Greater Boston–including Cambridge, Brookline, Brighton, Charlestown, Newton, and other surrounding towns and cities–retains some of the built elements of its earliest days, juxtaposed with modern structures in an oddly textured patchwork quilt of new and old together.

The schools of the BTI represent a similar juxtaposition: The oldest college in the US, Harvard, was founded across the river in what is now Cambridge in 1636, ostensibly to educate ministers and magistrates (although as we shall see, security and strategic planning had a part in its establishment, too); its Divinity School is joined here with other, more “recent” schools of very different theological backgrounds like Andover Newton (1807/1825/1965), the Episcopal Divinity School (1831/1867/1974); Boston University School of Theology (1839/1869) Boston College (1863) Saint John’s Seminary (1883) Gordon Conwell Theological Seminary (1889/1976/1992), Weston Jesuit School of Theology (1922) and the Holy Cross Greek Orthodox Theological School (1937).

As you can see, in Boston, “recent” may mean something founded in the early19th as opposed to the 17th or 18th centuries–for visitors from some parts of the country, the continental shelf on dates drops nearly two centuries here! (Spanish colonization in the South and Southwest was a century earlier still).
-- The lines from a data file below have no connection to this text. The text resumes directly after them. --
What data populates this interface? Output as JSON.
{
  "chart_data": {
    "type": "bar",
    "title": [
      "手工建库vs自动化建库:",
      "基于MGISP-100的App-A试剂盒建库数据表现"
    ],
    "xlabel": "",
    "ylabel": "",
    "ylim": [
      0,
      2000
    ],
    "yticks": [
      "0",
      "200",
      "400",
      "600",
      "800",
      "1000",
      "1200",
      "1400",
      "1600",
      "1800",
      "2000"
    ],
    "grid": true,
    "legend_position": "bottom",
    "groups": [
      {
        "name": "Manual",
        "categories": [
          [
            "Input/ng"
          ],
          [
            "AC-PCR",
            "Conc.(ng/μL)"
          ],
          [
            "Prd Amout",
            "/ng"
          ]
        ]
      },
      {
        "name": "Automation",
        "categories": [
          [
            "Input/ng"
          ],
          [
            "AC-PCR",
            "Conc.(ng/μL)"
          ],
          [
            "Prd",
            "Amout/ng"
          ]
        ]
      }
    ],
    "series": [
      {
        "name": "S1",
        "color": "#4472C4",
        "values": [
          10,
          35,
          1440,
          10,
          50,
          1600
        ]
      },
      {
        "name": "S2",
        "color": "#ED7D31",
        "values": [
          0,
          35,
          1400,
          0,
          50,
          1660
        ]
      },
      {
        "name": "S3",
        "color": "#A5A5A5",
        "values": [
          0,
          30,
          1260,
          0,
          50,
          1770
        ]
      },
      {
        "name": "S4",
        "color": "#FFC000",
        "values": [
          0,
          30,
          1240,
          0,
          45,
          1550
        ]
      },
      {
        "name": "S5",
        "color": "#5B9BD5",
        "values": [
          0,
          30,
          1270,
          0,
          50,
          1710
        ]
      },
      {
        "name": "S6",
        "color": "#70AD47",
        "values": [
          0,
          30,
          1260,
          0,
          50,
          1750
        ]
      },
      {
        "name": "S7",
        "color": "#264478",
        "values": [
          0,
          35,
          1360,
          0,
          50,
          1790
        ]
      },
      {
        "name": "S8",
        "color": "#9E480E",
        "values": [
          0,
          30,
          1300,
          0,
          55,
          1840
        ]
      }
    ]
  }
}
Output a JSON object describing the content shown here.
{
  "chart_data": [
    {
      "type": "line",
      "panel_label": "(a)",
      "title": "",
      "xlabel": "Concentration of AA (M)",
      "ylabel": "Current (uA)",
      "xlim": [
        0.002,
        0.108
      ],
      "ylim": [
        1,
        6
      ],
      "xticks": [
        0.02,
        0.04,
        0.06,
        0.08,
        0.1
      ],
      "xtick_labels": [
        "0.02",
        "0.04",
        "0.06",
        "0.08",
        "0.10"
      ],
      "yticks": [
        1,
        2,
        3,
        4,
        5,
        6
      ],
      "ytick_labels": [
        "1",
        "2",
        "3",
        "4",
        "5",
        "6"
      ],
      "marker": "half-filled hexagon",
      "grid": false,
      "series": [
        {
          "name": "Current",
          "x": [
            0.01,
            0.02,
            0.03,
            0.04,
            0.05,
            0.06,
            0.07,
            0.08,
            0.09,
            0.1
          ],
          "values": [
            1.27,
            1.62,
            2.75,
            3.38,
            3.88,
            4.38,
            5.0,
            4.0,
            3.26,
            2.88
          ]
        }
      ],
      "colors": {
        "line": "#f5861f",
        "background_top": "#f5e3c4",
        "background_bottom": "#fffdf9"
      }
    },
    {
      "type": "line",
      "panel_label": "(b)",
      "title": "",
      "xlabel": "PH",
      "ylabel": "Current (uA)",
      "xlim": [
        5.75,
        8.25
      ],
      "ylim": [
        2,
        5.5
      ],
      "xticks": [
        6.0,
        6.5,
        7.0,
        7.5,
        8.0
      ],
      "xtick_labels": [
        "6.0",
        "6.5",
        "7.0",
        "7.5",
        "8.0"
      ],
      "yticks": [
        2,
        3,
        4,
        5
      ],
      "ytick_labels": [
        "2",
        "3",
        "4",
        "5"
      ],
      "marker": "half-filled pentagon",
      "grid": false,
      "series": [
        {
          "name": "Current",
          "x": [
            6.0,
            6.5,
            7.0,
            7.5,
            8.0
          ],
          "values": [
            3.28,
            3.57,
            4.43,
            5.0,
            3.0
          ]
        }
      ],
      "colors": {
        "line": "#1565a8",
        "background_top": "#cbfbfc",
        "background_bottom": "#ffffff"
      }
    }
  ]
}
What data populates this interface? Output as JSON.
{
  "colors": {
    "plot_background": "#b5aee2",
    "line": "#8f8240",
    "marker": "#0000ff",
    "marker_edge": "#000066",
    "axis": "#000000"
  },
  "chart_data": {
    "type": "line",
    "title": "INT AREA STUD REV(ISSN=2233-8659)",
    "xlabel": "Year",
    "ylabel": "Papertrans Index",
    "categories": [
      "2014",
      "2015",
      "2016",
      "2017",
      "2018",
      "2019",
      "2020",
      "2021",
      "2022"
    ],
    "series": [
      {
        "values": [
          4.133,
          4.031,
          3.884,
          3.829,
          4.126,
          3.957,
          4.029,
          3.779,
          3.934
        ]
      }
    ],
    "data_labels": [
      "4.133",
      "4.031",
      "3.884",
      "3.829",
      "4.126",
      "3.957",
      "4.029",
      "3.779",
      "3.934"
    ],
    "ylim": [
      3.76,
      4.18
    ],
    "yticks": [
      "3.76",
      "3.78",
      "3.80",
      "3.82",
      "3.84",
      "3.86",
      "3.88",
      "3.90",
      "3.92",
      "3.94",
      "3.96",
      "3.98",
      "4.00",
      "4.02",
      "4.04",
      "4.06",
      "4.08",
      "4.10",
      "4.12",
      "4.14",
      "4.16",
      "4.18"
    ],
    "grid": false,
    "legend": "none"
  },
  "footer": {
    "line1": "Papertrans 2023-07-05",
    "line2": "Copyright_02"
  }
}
Because of this, and because people of many backgrounds settled here, we are fortunate, both in having such a wealth of historically significant representatives of theological education in this institute, and in being the only consortium in which Roman, Greek, and several “flavors” of Reformed traditions work together, finding common ground from which to prosper and grow.

Early Map of Boston

An early map of Boston, probaly based
on the British Lt.Page's 1776 military map

We will visit school and church sites of both historic and present importance, but be aware that one does not always guarantee the other. Some very old congregations, like First Church in Cambridge, Congregational, and the Anglican Christ Church, Cambridge, both in Harvard Square, are lively parishes today–and highly sought after as field placement sites. They lead very active congregational and community lives and are very conscious of their importance as being among the earliest churches of their confession as well. The same can be said of churches like New Old South and Trinity in Downtown Boston, or First Baptist in Newton, which are aware of their continuity with the early congregations which bore the same names, although they now inhabit newer buildings in a different location.

However, other early Boston churches, like churches elsewhere in this country, have fared less well: some have sold their buildings, merged with other congregations–or disappeared altogether. Some others have also been joined or replaced by strong new churches, founded by recent arrivants to the area, and offer a reinvigorated vision of the centrality of the place of the church in its congregants’ lives. Others have joined with longer-established churches, expanding both their ministries and enhancing each others’ energy and community spirit.